Это, что, тот самый Илья? А где борода? Святые, насколько я иконы помню, все с окладистыми бородами. Что-то меня не туда заносит. Ох, чую, рано веселиться начал!
– Это они? – широко зевнул преподобный, и на меня пахнуло ароматом хорошего коньяка.
– Они, – угодливо изогнулся вислоусый.
– Кто такие?
– Мы… – начал, было, Гера.
– Мародёры мы, – быстро перебил его я, пока он не сказал ничего лишнего. – Ищем еду, медикаменты разные. Нам же выживать надо как-то.
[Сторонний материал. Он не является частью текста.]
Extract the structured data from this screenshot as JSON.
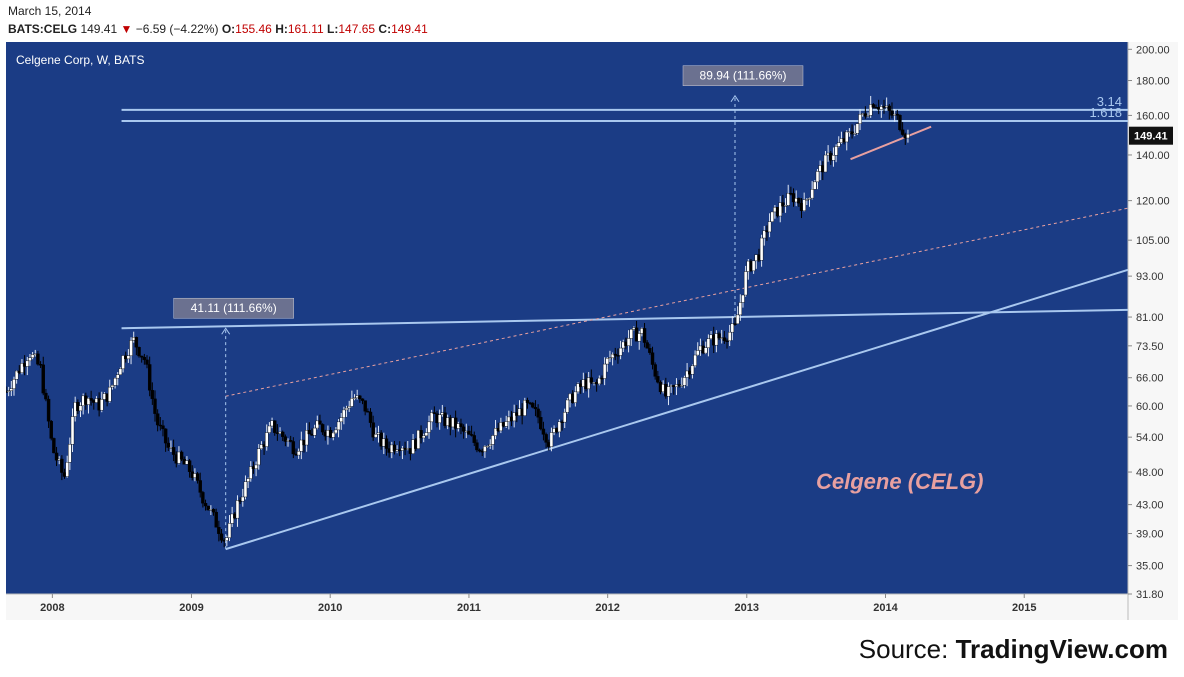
{
  "header": {
    "date": "March 15, 2014",
    "symbol": "BATS:CELG",
    "last": "149.41",
    "change": "−6.59 (−4.22%)",
    "open_label": "O:",
    "open": "155.46",
    "high_label": "H:",
    "high": "161.11",
    "low_label": "L:",
    "low": "147.65",
    "close_label": "C:",
    "close": "149.41"
  },
  "colors": {
    "panel": "#1b3c85",
    "axis_bg": "#f7f7f7",
    "trendline": "#a9c8ef",
    "pink": "#e8a0a0",
    "up_candle": "#ffffff",
    "down_candle": "#000000",
    "price_tag": "#111111"
  },
  "source": {
    "prefix": "Source: ",
    "site": "TradingView.com"
  },
  "chart_data": {
    "type": "candlestick",
    "title": "Celgene Corp, W, BATS",
    "watermark": "Celgene (CELG)",
    "scale": "log",
    "ylim": [
      31.8,
      205
    ],
    "y_ticks": [
      "200.00",
      "180.00",
      "160.00",
      "140.00",
      "120.00",
      "105.00",
      "93.00",
      "81.00",
      "73.50",
      "66.00",
      "60.00",
      "54.00",
      "48.00",
      "43.00",
      "39.00",
      "35.00",
      "31.80"
    ],
    "x_ticks": [
      "2008",
      "2009",
      "2010",
      "2011",
      "2012",
      "2013",
      "2014",
      "2015"
    ],
    "x_range": [
      "2007-09",
      "2015-10"
    ],
    "last_price": {
      "value": 149.41,
      "label": "149.41"
    },
    "horizontal_levels": [
      {
        "value": 163,
        "label": "3.14"
      },
      {
        "value": 157,
        "label": "1.618"
      }
    ],
    "annotations": [
      {
        "text": "41.11 (111.66%)",
        "x": "2009-04",
        "from": 37,
        "to": 78
      },
      {
        "text": "89.94 (111.66%)",
        "x": "2012-12",
        "from": 81,
        "to": 171
      }
    ],
    "trend_lines": [
      {
        "name": "support",
        "points": [
          [
            "2009-04",
            37
          ],
          [
            "2015-10",
            95
          ]
        ]
      },
      {
        "name": "resistance",
        "points": [
          [
            "2008-07",
            78
          ],
          [
            "2015-10",
            83
          ]
        ]
      },
      {
        "name": "channel",
        "dashed": true,
        "points": [
          [
            "2009-04",
            62
          ],
          [
            "2015-10",
            117
          ]
        ]
      },
      {
        "name": "neckline",
        "points": [
          [
            "2013-10",
            138
          ],
          [
            "2014-05",
            154
          ]
        ]
      }
    ],
    "price_path": [
      [
        "2007-09",
        63
      ],
      [
        "2007-11",
        72
      ],
      [
        "2007-12",
        68
      ],
      [
        "2008-01",
        52
      ],
      [
        "2008-02",
        47
      ],
      [
        "2008-03",
        60
      ],
      [
        "2008-04",
        62
      ],
      [
        "2008-05",
        60
      ],
      [
        "2008-06",
        63
      ],
      [
        "2008-07",
        70
      ],
      [
        "2008-08",
        75
      ],
      [
        "2008-09",
        70
      ],
      [
        "2008-10",
        57
      ],
      [
        "2008-11",
        52
      ],
      [
        "2008-12",
        50
      ],
      [
        "2009-01",
        48
      ],
      [
        "2009-02",
        44
      ],
      [
        "2009-03",
        41
      ],
      [
        "2009-04",
        38
      ],
      [
        "2009-05",
        43
      ],
      [
        "2009-06",
        47
      ],
      [
        "2009-07",
        52
      ],
      [
        "2009-08",
        56
      ],
      [
        "2009-09",
        54
      ],
      [
        "2009-10",
        52
      ],
      [
        "2009-11",
        54
      ],
      [
        "2009-12",
        56
      ],
      [
        "2010-01",
        55
      ],
      [
        "2010-02",
        58
      ],
      [
        "2010-03",
        62
      ],
      [
        "2010-04",
        60
      ],
      [
        "2010-05",
        54
      ],
      [
        "2010-06",
        52
      ],
      [
        "2010-07",
        53
      ],
      [
        "2010-08",
        52
      ],
      [
        "2010-09",
        55
      ],
      [
        "2010-10",
        58
      ],
      [
        "2010-11",
        57
      ],
      [
        "2010-12",
        56
      ],
      [
        "2011-01",
        54
      ],
      [
        "2011-02",
        52
      ],
      [
        "2011-03",
        54
      ],
      [
        "2011-04",
        56
      ],
      [
        "2011-05",
        58
      ],
      [
        "2011-06",
        60
      ],
      [
        "2011-07",
        58
      ],
      [
        "2011-08",
        53
      ],
      [
        "2011-09",
        58
      ],
      [
        "2011-10",
        62
      ],
      [
        "2011-11",
        65
      ],
      [
        "2011-12",
        64
      ],
      [
        "2012-01",
        70
      ],
      [
        "2012-02",
        73
      ],
      [
        "2012-03",
        76
      ],
      [
        "2012-04",
        77
      ],
      [
        "2012-05",
        68
      ],
      [
        "2012-06",
        62
      ],
      [
        "2012-07",
        64
      ],
      [
        "2012-08",
        68
      ],
      [
        "2012-09",
        73
      ],
      [
        "2012-10",
        75
      ],
      [
        "2012-11",
        76
      ],
      [
        "2012-12",
        78
      ],
      [
        "2013-01",
        95
      ],
      [
        "2013-02",
        100
      ],
      [
        "2013-03",
        112
      ],
      [
        "2013-04",
        118
      ],
      [
        "2013-05",
        122
      ],
      [
        "2013-06",
        118
      ],
      [
        "2013-07",
        130
      ],
      [
        "2013-08",
        138
      ],
      [
        "2013-09",
        145
      ],
      [
        "2013-10",
        150
      ],
      [
        "2013-11",
        160
      ],
      [
        "2013-12",
        168
      ],
      [
        "2014-01",
        163
      ],
      [
        "2014-02",
        158
      ],
      [
        "2014-03",
        149
      ]
    ]
  }
}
– А вы знаете, что Создатель запрещает брать чужое? – сделал многозначительное лицо Илья.
– Так, где оно, чужое? Хозяева давно уже в зомби превратились.
– Неправду говоришь. А это уже грех. Создатель большую кару на нас послал. И есть за что. Погрязли мы в суете. Грешим, как дышим. Испытывает он нас сейчас. На праведность испытывает. А вы – туда же.
– Так, нам, что, с голоду помирать?
– Помирать. Или к Богу душой обратиться. Всё, что было в руках грешных, сейчас праведным передано. Только тот, кто чистые помыслы имеет, может пользоваться всем, что осталось. А для остальных это грех.
– Это, значит, что только ты имеешь на это право?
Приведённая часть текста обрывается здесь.